Germany’s labor market strength means that domestic demand will “remain a pillar of support” to the eurozone “under very challenging circumstances otherwise,” Schmieding said. The Eurozone badly needs this help. For example, Spain again published dire labor market data with the jobless rate rising by nearly 2,000 in December when compared with November. Eurostat’s most recent data showed October unemployment in Spain at 22.8 percent, by far the Eurozone’s highest.
Spain represents an entirely different scenario. During 2011, unemployment in Spain soared 7.9 percent, totaling an astonishing 322,286 individuals. Nearly one-third of all the Eurozone’s unemployed are Spanish; approximately 50 percent of young Spaniards are out of work. The tough austerity measures outlined by the new prime minister, Mariano Rajoy, are likely to push Spain’s jobless rate even higher. These include €8.9 billion in spending cuts and tax increases to cut Spain’s borrowing which should total €16.5 billion in 2012. Spain closed out 2011 with a deficit of 8 percent of its GDP, significantly higher than the six percent reported at the end of 2010. “This is the beginning of the beginning,” said Deputy Prime Minister Saenz de Santamaria, noting that Spain is facing “an extraordinary, unexpected situation, which will force us to take extraordinary and unexpected measures.” She stressed that the wealthiest will be increasingly taxed for at least two years, resulting in expected budgetary gains of €6 billion.
These numbers represent a new 15-year high in Spain’s unemployment rate “The figures for the number of registered unemployed for the month of December confirm the deterioration of the economic situation during the second half of the year,” according to Spain’s labor ministry. Once the Eurozone’s job creation engine, Spain has struggled to find jobs for the millions thrown out of work since the 2008 property bubble collapse.

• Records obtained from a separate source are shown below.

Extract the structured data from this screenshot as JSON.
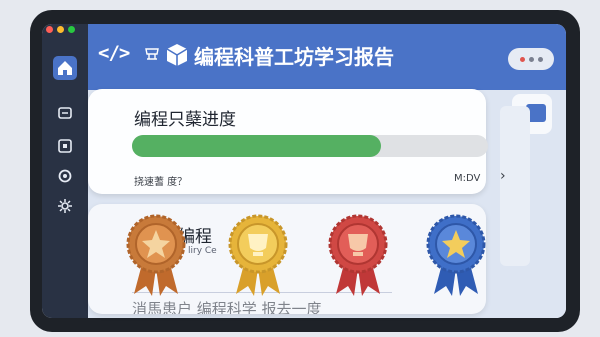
{
  "colors": {
    "header": "#4a73c7",
    "rail": "#293244",
    "progress_fill": "#55b062",
    "progress_track": "#dfe1e4"
  },
  "window": {
    "dots": [
      "#ff5f57",
      "#febc2e",
      "#28c840"
    ]
  },
  "sidebar": {
    "items": [
      {
        "icon": "home-icon",
        "active": true
      },
      {
        "icon": "message-icon"
      },
      {
        "icon": "square-icon"
      },
      {
        "icon": "refresh-icon"
      },
      {
        "icon": "gear-icon"
      }
    ]
  },
  "header": {
    "code_icon_text": "</>",
    "title": "编程科普工坊学习报告",
    "icons": [
      "code-icon",
      "shop-icon",
      "cube-icon"
    ]
  },
  "progress_card": {
    "title": "编程只蘖进度",
    "progress": 0.7,
    "footer_left": "挠速蓍  度？",
    "footer_right": "M:DV",
    "chevron": "›"
  },
  "badges_card": {
    "title": "编程",
    "subtitle": "liry Ce",
    "bottom_text": "消馬患户   编程科学    报去一度",
    "badges": [
      {
        "name": "bronze",
        "color": "#c87a3a",
        "ribbon": "#c06a2c"
      },
      {
        "name": "gold",
        "color": "#e6b43a",
        "ribbon": "#d9a02a"
      },
      {
        "name": "ruby",
        "color": "#d04844",
        "ribbon": "#c03838"
      },
      {
        "name": "sapphire",
        "color": "#3f6fc8",
        "ribbon": "#2f5cb4"
      }
    ]
  }
}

The bad news fueled fears that Spain, the Eurozone’s fourth-largest economy, was slipping back into recession after the economy posted zero growth in the 3rd quarter of 2011. Prime Minister Rajoy’s new government has promised to fight unemployment and fix the country’s finances as its top priorities. Rajoy plans to present a major labor market reform which will alter hiring laws and Spain’s collective bargaining system to encourage companies to hire workers.
Spain’s secretary of state for employment, Engracia Hidalgo, said the successive labor reforms carried out by the previous government “never made the labor market more dynamic and flexible.” Spain lets the jobless receive unemployment benefits for a maximum of two years. Prime Minister Rajoy’s government extended a monthly payment of 400 euros ($520) for people whose benefits have run out. Otherwise, the payments would have expired in February.